Use Only Garden-Fresh Tomatoes
With garden-fresh tomatoes in abundant supply, summer and fall are the perfect times to enjoy this quick and easy roasted soup.
This recipe should only be made when you have access to garden-fresh tomatoes. Supermarket offerings are generally picked when green, given a chlorine bath and a rinse, blow-dried, and oil-coated.
Then they are chilled to halt any – God forbid – ripening and treated with gasses that redden them without ripening. What you get is a bright red, unripe, and tasteless THING.
Just say NO!
Tomatoes belong to the nightshade family and can be green, yellow, or red.
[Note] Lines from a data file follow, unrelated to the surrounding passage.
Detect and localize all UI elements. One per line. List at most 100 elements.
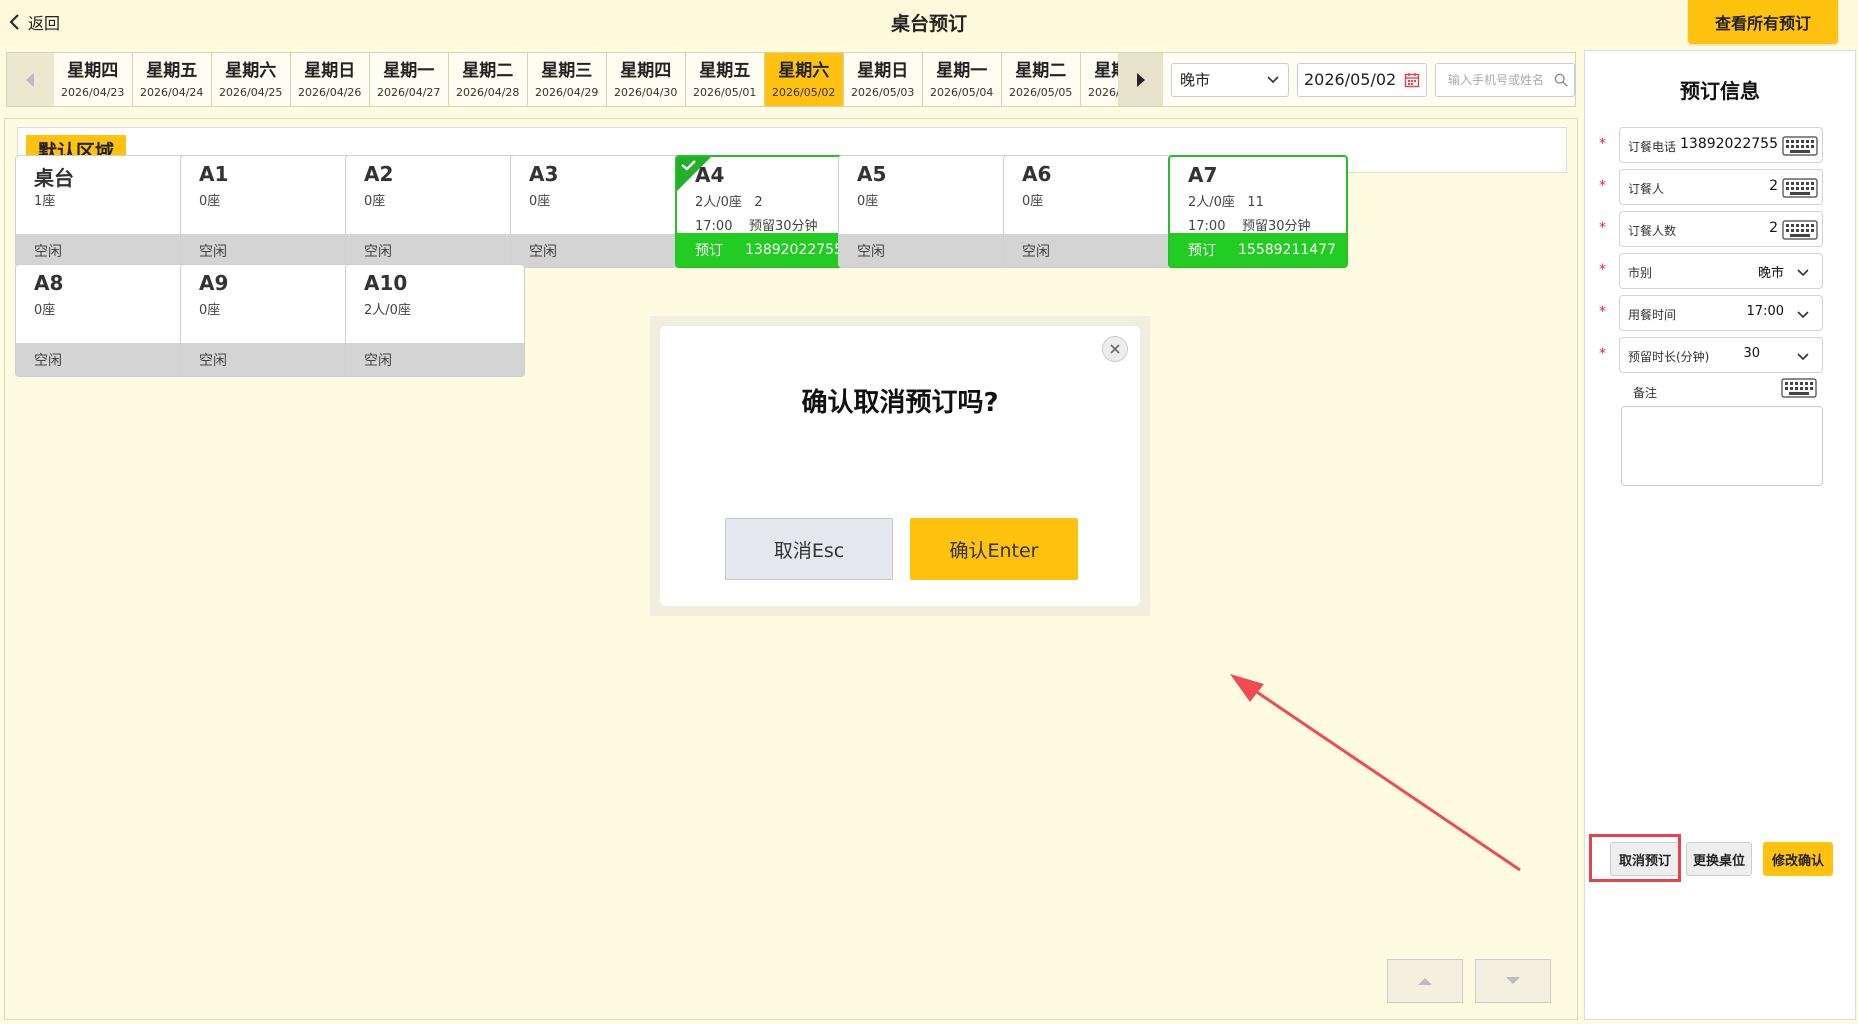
required-mark: * <box>1599 304 1606 320</box>
table-name: A1 <box>199 162 229 186</box>
table-card[interactable]: A9 0座 空闲 <box>180 264 360 377</box>
date-weekday: 星期日 <box>857 61 909 81</box>
chevron-down-icon <box>1797 311 1809 319</box>
date-item[interactable]: 星期日 2026/05/03 <box>843 53 923 106</box>
date-item[interactable]: 星期六 2026/04/25 <box>211 53 291 106</box>
period-select[interactable]: 市别 晚市 <box>1619 253 1823 289</box>
time-select[interactable]: 用餐时间 17:00 <box>1619 295 1823 331</box>
search-input[interactable] <box>1448 72 1553 87</box>
keyboard-icon[interactable] <box>1781 378 1817 398</box>
caret-up-icon <box>1418 978 1432 985</box>
table-card[interactable]: A2 0座 空闲 <box>345 155 525 268</box>
table-status: 空闲 <box>364 352 392 369</box>
keyboard-icon[interactable] <box>1782 136 1818 156</box>
date-weekday: 星期一 <box>936 61 988 81</box>
table-card[interactable]: A3 0座 空闲 <box>510 155 690 268</box>
date-next-button[interactable] <box>1118 53 1163 106</box>
scroll-down-button[interactable] <box>1475 959 1551 1003</box>
date-item[interactable]: 星期二 2026/04/28 <box>448 53 528 106</box>
booking-info-panel: 预订信息 * 订餐电话 13892022755 * 订餐人 2 * 订餐人数 2… <box>1584 50 1856 1020</box>
table-name: A8 <box>34 271 64 295</box>
date-item[interactable]: 星期五 2026/04/24 <box>132 53 212 106</box>
date-controls: 晚市 2026/05/02 <box>1163 53 1575 106</box>
date-item[interactable]: 星期五 2026/05/01 <box>685 53 765 106</box>
scroll-up-button[interactable] <box>1387 959 1463 1003</box>
date-item[interactable]: 星期一 2026/04/27 <box>369 53 449 106</box>
date-item[interactable]: 星期六 2026/05/02 <box>764 53 844 106</box>
table-status: 空闲 <box>857 243 885 260</box>
date-prev-button[interactable] <box>7 53 54 106</box>
date-item[interactable]: 星期三 2026/04/29 <box>527 53 607 106</box>
caret-right-icon <box>1136 72 1145 87</box>
date-weekday: 星期二 <box>1015 61 1067 81</box>
keyboard-icon[interactable] <box>1782 220 1818 240</box>
time-value: 17:00 <box>1746 304 1784 319</box>
meal-period-select[interactable]: 晚市 <box>1171 62 1289 97</box>
chevron-left-icon <box>9 14 19 30</box>
date-weekday: 星期三 <box>1094 61 1118 81</box>
date-item[interactable]: 星期二 2026/05/05 <box>1001 53 1081 106</box>
table-card[interactable]: A5 0座 空闲 <box>838 155 1018 268</box>
table-status-bar: 预订 13892022755 <box>677 233 853 266</box>
table-status-bar: 空闲 <box>839 234 1017 267</box>
table-status-bar: 空闲 <box>346 343 524 376</box>
date-value: 2026/04/25 <box>219 86 283 99</box>
dialog-cancel-button[interactable]: 取消Esc <box>725 518 893 580</box>
date-picker[interactable]: 2026/05/02 <box>1297 62 1427 97</box>
table-seats: 2人/0座 11 <box>1188 195 1264 210</box>
date-item[interactable]: 星期一 2026/05/04 <box>922 53 1002 106</box>
table-card[interactable]: A10 2人/0座 空闲 <box>345 264 525 377</box>
back-button[interactable]: 返回 <box>8 8 60 36</box>
caret-left-icon <box>26 72 35 87</box>
dialog-confirm-button[interactable]: 确认Enter <box>910 518 1078 580</box>
change-seat-button[interactable]: 更换桌位 <box>1686 842 1752 876</box>
table-seats: 0座 <box>34 303 56 318</box>
modify-confirm-button[interactable]: 修改确认 <box>1763 842 1833 876</box>
date-value: 2026/05/01 <box>693 86 757 99</box>
table-seats: 0座 <box>199 303 221 318</box>
booker-field[interactable]: 订餐人 2 <box>1619 169 1823 205</box>
guests-field[interactable]: 订餐人数 2 <box>1619 211 1823 247</box>
table-card[interactable]: A6 0座 空闲 <box>1003 155 1183 268</box>
note-label: 备注 <box>1633 386 1658 400</box>
date-item[interactable]: 星期日 2026/04/26 <box>290 53 370 106</box>
date-item[interactable]: 星期四 2026/04/30 <box>606 53 686 106</box>
table-seats: 0座 <box>529 194 551 209</box>
guests-value: 2 <box>1769 220 1778 236</box>
required-mark: * <box>1599 220 1606 236</box>
hold-select[interactable]: 预留时长(分钟) 30 <box>1619 337 1823 373</box>
keyboard-icon[interactable] <box>1782 178 1818 198</box>
view-all-bookings-button[interactable]: 查看所有预订 <box>1688 0 1838 44</box>
date-item[interactable]: 星期三 2026/05/06 <box>1080 53 1119 106</box>
close-icon <box>1110 344 1120 354</box>
dialog-close-button[interactable] <box>1102 336 1128 362</box>
table-guests: 2 <box>754 195 763 210</box>
phone-field[interactable]: 订餐电话 13892022755 <box>1619 127 1823 163</box>
cancel-booking-button[interactable]: 取消预订 <box>1610 842 1680 876</box>
table-card[interactable]: 桌台 1座 空闲 <box>15 155 195 268</box>
table-card[interactable]: A4 2人/0座 2 17:00 预留30分钟 预订 13892022755 <box>675 155 855 268</box>
time-label: 用餐时间 <box>1628 308 1677 322</box>
note-textarea[interactable] <box>1621 406 1823 486</box>
panel-title: 预订信息 <box>1680 79 1760 103</box>
table-card[interactable]: A7 2人/0座 11 17:00 预留30分钟 预订 15589211477 <box>1168 155 1348 268</box>
date-value: 2026/05/03 <box>851 86 915 99</box>
required-mark: * <box>1599 178 1606 194</box>
date-item[interactable]: 星期四 2026/04/23 <box>53 53 133 106</box>
table-status-bar: 空闲 <box>346 234 524 267</box>
date-value: 2026/04/23 <box>61 86 125 99</box>
table-status-bar: 空闲 <box>16 234 194 267</box>
table-card[interactable]: A1 0座 空闲 <box>180 155 360 268</box>
table-name: A4 <box>695 163 725 187</box>
phone-label: 订餐电话 <box>1628 140 1677 154</box>
table-time: 17:00 预留30分钟 <box>695 219 818 234</box>
search-icon[interactable] <box>1554 73 1568 87</box>
caret-down-icon <box>1506 977 1520 984</box>
date-weekday: 星期四 <box>67 61 119 81</box>
table-seats: 0座 <box>364 194 386 209</box>
date-weekday: 星期二 <box>462 61 514 81</box>
table-seats: 0座 <box>1022 194 1044 209</box>
table-status-bar: 空闲 <box>16 343 194 376</box>
table-name: 桌台 <box>34 166 74 190</box>
table-card[interactable]: A8 0座空闲 <box>15 264 195 377</box>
For a nicer look to your homemade tomato soup, use tomatoes of the same color. We used yellow here. If you mix yellow and red tomatoes, the end result is an unattractive hue that isn't very appetizing.
Also, the tomatoes should be fragrant and somewhat soft and juicy for this soup to rock your world. Show roasting your tomatoes will bring out their natural sweetness.
How To Make Homemade Tomato Soup
Garden Fresh Roasted Tomato Soup
- 2 lbs Ripe tomatoes
- 1 tbsp Garlic powder
- 1/2 cup Vegetable stock
- 1 large Bunch fresh basil washed and patted dry, plus additional sprigs for garnish
- 1 medium Yellow onion, peeled and cut into quarters
- 2 stocks Celery washed and cut into smaller chunks
- 2 large cloves Garlic, peeled
- 1 tbsp ground cumin
- 3 tbsp Full Fat Coconut Milk
- 1 large bunch Red radishes
- several very thin slices of tomato
- sprigs of fresh basil
- Preheat the oven to 300 F and line a large rimmed baking sheet with parchment paper or a Silpat baking mat. Set aside.
- Slice yellow tomatoes into 1/2" slices and place them on a prepared baking sheet. Leave room between slices to prevent over-crowding. Sprinkle with salt, pepper, and garlic powder.
- Place baking sheet in preheated oven and roast for approximately 2 hours until the tomatoes are browned around the edges.
- Wash and pat radishes dry before slicing them into thin pieces*. Place on a lined baking sheet and sprinkle with salt and black pepper, to taste. Place in the oven with the tomatoes, but be sure to check on them frequently because they will brown up much faster than the tomatoes. Roast until slightly browned and crisp. Remove from the oven and reserve to garnish the finished soup.
- *TIP: For best result, use a Mandlone slicer for radishes to achieve even thickness.
- Once the tomatoes are done roasting, remove them from the oven and cool slightly. Add roasted tomato slices to a high-powered blender or food processor, along with the stock, basil, onion, celery, garlic, cumin, coconut milk. Season with salt and black pepper to taste.
- Blend on high until smooth and thoroughly combined. Taste and adjust seasonings as needed. If desired, add additional vegetable stock, 1 tablespoon at a time, and re-blend to achieve desired consistency.
- To serve, top with roasted radishes and a sprig of fresh basil. Enjoy!